Shibboleth is a system designed to control access to network resources, particularly web applications. It is specifically intended to be used across institutions, e.g. for cooperative projects among institutions and for vendors that need to verify that a user is affiliated with an institution that has a contract with the vendor.

Shibboleth is designed so that it doesn't divulge any more information about the users than necessary. E.g. a vendor might be able to tell that the user is a student, but couldn't tell who the user is. To do this, shibboleth allocates an anonymous "handle" for your session. Of course shibboleth knows who is behind the handle, but it will only give out information that the user has authorized.

Shibboleth is a project of the Internet 2 community. There is a dedicated Shibboleth web site. For background on related infrastructure projects associated with Internet 2, see the Internet 2 Middleware web page.

Rutgers will be doing a Shibboleth pilot for the Fall of 2003. The pilot will involve two projects:

A project by OIT to control access to web sites by information such as course membership.
A project by the Library to control access to library resources.

Currently the "origin" end of Shibboleth is set up. This is the part of Shibboleth that authenticates the user and gives out information. The "target" end is installed on the systems with the actual applications or web pages.

The current shibboleth origin is on shib-origin.rutgers.edu. It is registered with the Internet 2 InQueue federation. This is a collection of universities that are evaluating Shibboleth. This federation is nominally for pilot implementations. In production we would likely join other federations. The federation runs some infrastructure that target sites can use, such as the "Where Are You From" service, which directs users to the proper origin site.

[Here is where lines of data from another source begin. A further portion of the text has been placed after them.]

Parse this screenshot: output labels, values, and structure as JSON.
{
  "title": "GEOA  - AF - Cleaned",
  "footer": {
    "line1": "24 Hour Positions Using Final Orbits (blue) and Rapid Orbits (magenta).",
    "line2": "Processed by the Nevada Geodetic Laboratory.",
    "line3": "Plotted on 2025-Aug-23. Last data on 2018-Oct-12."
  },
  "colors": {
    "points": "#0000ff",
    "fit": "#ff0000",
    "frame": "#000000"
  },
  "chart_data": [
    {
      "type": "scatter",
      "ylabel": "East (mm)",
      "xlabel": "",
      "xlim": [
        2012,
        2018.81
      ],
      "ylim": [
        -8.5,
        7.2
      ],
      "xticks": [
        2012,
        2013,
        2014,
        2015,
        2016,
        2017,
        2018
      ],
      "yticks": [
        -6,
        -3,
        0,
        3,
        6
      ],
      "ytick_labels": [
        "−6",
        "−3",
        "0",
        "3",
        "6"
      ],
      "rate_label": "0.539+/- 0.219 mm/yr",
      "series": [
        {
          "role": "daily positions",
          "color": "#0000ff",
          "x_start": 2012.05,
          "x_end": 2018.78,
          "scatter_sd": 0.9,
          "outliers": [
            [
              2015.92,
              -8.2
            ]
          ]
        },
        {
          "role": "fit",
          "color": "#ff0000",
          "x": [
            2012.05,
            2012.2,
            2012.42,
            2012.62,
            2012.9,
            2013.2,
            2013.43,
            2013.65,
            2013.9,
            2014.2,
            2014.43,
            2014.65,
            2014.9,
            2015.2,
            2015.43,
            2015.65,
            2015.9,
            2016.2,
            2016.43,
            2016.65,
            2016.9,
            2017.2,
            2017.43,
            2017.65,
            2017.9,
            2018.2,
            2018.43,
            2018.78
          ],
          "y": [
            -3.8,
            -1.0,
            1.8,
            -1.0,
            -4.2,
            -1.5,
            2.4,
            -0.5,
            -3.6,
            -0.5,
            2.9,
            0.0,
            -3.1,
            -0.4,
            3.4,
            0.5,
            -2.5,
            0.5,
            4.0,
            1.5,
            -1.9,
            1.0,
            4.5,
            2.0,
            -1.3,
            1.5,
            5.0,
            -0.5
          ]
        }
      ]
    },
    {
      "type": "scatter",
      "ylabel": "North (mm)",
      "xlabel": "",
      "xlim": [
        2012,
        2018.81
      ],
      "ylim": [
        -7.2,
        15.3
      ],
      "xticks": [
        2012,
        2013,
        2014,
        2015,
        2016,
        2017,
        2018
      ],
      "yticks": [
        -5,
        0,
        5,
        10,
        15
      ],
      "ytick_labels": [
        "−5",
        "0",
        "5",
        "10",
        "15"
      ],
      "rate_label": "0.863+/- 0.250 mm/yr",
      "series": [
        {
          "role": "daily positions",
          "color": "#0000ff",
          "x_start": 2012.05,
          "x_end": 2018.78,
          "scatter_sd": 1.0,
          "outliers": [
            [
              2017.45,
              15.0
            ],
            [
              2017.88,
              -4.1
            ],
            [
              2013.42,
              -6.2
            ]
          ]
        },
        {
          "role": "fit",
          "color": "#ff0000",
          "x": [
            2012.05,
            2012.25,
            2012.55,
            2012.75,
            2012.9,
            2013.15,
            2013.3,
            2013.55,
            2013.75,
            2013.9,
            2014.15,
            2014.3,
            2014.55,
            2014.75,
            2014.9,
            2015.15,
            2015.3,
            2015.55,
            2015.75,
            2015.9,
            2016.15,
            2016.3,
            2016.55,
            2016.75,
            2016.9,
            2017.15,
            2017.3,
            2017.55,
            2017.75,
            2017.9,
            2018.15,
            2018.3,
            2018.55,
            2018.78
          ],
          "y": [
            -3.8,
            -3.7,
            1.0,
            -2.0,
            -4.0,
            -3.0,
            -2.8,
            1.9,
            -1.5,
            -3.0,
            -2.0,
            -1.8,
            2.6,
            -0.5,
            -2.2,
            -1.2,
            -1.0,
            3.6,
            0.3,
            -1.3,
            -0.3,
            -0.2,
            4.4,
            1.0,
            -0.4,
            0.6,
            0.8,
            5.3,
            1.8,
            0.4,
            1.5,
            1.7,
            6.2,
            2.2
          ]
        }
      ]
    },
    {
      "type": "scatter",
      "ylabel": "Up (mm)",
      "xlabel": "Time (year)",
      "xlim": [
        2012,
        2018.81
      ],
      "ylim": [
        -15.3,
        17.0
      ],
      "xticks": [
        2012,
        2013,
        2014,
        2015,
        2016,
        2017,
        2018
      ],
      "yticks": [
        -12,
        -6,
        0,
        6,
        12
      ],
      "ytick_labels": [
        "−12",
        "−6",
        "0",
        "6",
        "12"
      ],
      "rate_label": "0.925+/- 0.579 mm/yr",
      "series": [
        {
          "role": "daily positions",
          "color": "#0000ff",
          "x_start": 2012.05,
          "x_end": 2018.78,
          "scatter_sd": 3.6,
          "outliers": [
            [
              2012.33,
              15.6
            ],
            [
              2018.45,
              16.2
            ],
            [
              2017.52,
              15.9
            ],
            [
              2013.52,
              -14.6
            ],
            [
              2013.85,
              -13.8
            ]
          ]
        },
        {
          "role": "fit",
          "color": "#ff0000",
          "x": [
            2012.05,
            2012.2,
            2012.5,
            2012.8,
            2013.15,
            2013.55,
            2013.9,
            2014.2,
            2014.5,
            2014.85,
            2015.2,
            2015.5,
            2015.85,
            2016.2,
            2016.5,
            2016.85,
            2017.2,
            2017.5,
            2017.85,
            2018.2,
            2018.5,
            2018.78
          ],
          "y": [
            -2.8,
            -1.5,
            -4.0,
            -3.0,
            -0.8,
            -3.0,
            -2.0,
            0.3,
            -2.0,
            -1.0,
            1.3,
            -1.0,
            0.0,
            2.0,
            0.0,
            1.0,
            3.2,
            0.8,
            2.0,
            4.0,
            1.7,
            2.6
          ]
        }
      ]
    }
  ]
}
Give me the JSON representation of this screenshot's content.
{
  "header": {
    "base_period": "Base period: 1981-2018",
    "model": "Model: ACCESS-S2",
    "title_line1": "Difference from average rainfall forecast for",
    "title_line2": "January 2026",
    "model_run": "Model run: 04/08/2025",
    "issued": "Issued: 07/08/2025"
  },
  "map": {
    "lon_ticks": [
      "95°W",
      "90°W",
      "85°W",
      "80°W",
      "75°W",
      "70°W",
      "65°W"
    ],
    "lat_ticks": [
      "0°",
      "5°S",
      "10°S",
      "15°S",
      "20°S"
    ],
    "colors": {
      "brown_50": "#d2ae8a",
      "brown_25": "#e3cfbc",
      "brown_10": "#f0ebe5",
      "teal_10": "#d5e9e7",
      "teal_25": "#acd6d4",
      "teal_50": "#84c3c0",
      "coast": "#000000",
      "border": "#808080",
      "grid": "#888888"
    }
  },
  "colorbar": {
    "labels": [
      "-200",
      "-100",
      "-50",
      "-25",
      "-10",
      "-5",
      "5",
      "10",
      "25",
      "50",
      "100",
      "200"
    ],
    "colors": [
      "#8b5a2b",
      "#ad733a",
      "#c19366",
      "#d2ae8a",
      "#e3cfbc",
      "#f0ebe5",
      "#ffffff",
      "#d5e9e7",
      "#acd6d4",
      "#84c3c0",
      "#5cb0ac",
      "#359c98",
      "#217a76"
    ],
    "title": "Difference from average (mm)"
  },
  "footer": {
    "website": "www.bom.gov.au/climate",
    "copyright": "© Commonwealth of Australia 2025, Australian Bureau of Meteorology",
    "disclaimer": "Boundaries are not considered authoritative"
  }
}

In case you need to test, here is some information about the origin service:

URL: https://shib-origin.rutgers.edu:554
client certificates may be registered with any of the standard commercial services, or the RULink CA.
anyone with a valid Rutgers NetID may authenticate, by NetID and password. (This will likely be expanded to include anyone in an RULink-based domain.)
currently the only information that will be released is employeeType, eduPersonAffiliation, and eduPersonScopedAffilation. These are defined in the ldap.rutgers.edu schema. eduPersonScopedAffilation is like eduPersonAffiliation but with @rutgers.edu on the end. E.g. a staff member would be staff@rutgers.edu. In particular user name, netid, etc, are not being released.
authentication to the Shibboleth origin is handled by mod_auth_ldap, one of the many modules for doing authentication in Apache using LDAP. (Incidentally, this is not necessarily the one we would recommend for normal web sites. I picked it because it was well documented. In many ways Alex Mayrhofer's mod_auth_ldap looks more useful for a normal web site. In fact I suspect this will turn out to be a more useful way to control access to web sites, unless you specifically need interinstitutional service.)

Other attributes will surely be made available. If you need additional attributes for testing, contact hedrick@rutgers.edu. Note that no information is currently being released that would let you identify the user. That's because we expect to add course registration information to the default set of information that is released. We can't let random people see who is in what course. So we expect to let sites see what course a user is in, but not who the user is. We can arrange to release additional information to specific sites.

Some caveats, because this is still in early testing:

This system is not yet in production. It could be down while work is done on it, or because the system needs to be used for some other purpose. If you need to use the system, please contact hedrick@rutgers.edu. It could fairly easily be put into semi-production (i.e. similar to production, but with no redundancy).
Shibboleth systems should use a web cookie system for authentication. This one currently does not. That doesn't mean that it will be asking for your password all the time, because the web browsers do cache passwords. As long as you're using SSL (which you will be), that should be OK. However we do plan to connect this to a web cookie system after we have some discussion about which one to use.